Maybe my problem becomes less of a slackdump problem and more of a slackdump-slackord-collaboration problem, but while every message was indeed uploaded, the attachments that were sent were not the actual attachments (such as an MP3 file), but rather the name of the actual attachment (example.mp3) that was actually an HTML file pointing to a slack.com site.
The HTML looks like output.txt maybe there is a way to fix this in slackdump code? otherwise, I made a slackord issue at https://github.com/thomasloupe/Slackord/issues/109
But nonetheless, you have been immense help that has helped me accomplish my end goal of saving everything, because the attachments are still available on my local computer, and my direct messages as well. Thank you for being very responsive and for writing code in response to the errors I identified.
Thanks for your feedback, I'm glad that it worked.
For attachments, you could try and use this solution: https://github.com/rusq/slackdump/issues/371#issuecomment-2529901705 which was built by @codeallthethingz to import Slackdump-generated export into Slack. It updates the file links within the Slack Export archive and starts up a proxy to serve the files on the request of the target system, that's what probably the new reborn Slackord expects.

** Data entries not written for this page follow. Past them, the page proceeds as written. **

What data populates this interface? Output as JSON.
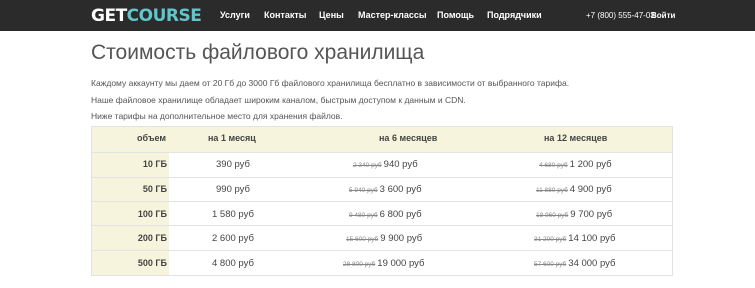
{
  "header": {
    "logo_part1": "GET",
    "logo_part2": "COURSE",
    "nav": [
      "Услуги",
      "Контакты",
      "Цены",
      "Мастер-классы",
      "Помощь",
      "Подрядчики"
    ],
    "phone": "+7 (800) 555-47-03",
    "login": "Войти"
  },
  "page": {
    "title": "Стоимость файлового хранилища",
    "paragraphs": [
      "Каждому аккаунту мы даем от 20 Гб до 3000 Гб файлового хранилища бесплатно в зависимости от выбранного тарифа.",
      "Наше файловое хранилище обладает широким каналом, быстрым доступом к данным и CDN.",
      "Ниже тарифы на дополнительное место для хранения файлов."
    ]
  },
  "table": {
    "headers": [
      "объем",
      "на 1 месяц",
      "на 6 месяцев",
      "на 12 месяцев"
    ],
    "rows": [
      {
        "volume": "10 ГБ",
        "m1": "390 руб",
        "m6_old": "2 340 руб",
        "m6": "940 руб",
        "m12_old": "4 680 руб",
        "m12": "1 200 руб"
      },
      {
        "volume": "50 ГБ",
        "m1": "990 руб",
        "m6_old": "5 940 руб",
        "m6": "3 600 руб",
        "m12_old": "11 880 руб",
        "m12": "4 900 руб"
      },
      {
        "volume": "100 ГБ",
        "m1": "1 580 руб",
        "m6_old": "9 480 руб",
        "m6": "6 800 руб",
        "m12_old": "18 960 руб",
        "m12": "9 700 руб"
      },
      {
        "volume": "200 ГБ",
        "m1": "2 600 руб",
        "m6_old": "15 600 руб",
        "m6": "9 900 руб",
        "m12_old": "31 200 руб",
        "m12": "14 100 руб"
      },
      {
        "volume": "500 ГБ",
        "m1": "4 800 руб",
        "m6_old": "28 800 руб",
        "m6": "19 000 руб",
        "m12_old": "57 600 руб",
        "m12": "34 000 руб"
      }
    ]
  }
}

I'll reopen this, looks like it would benefit many, if this would be a built-in feature.
I started by looking at https://gist.github.com/codeallthethingz/38e340d15b26dc0b75e455aae37df8e2 which wasn't quite what I needed for Slack->Discord migration.
For anyone having this issue I've successfully used the attached scriptrewrite_slackdump_urls.py - just drop it in the export folder and run it.
It will rewrite the JSON files to use a new host/port - I'm just setting it to localhost and run a simple web server on the computer running Slackord2 to serve them up.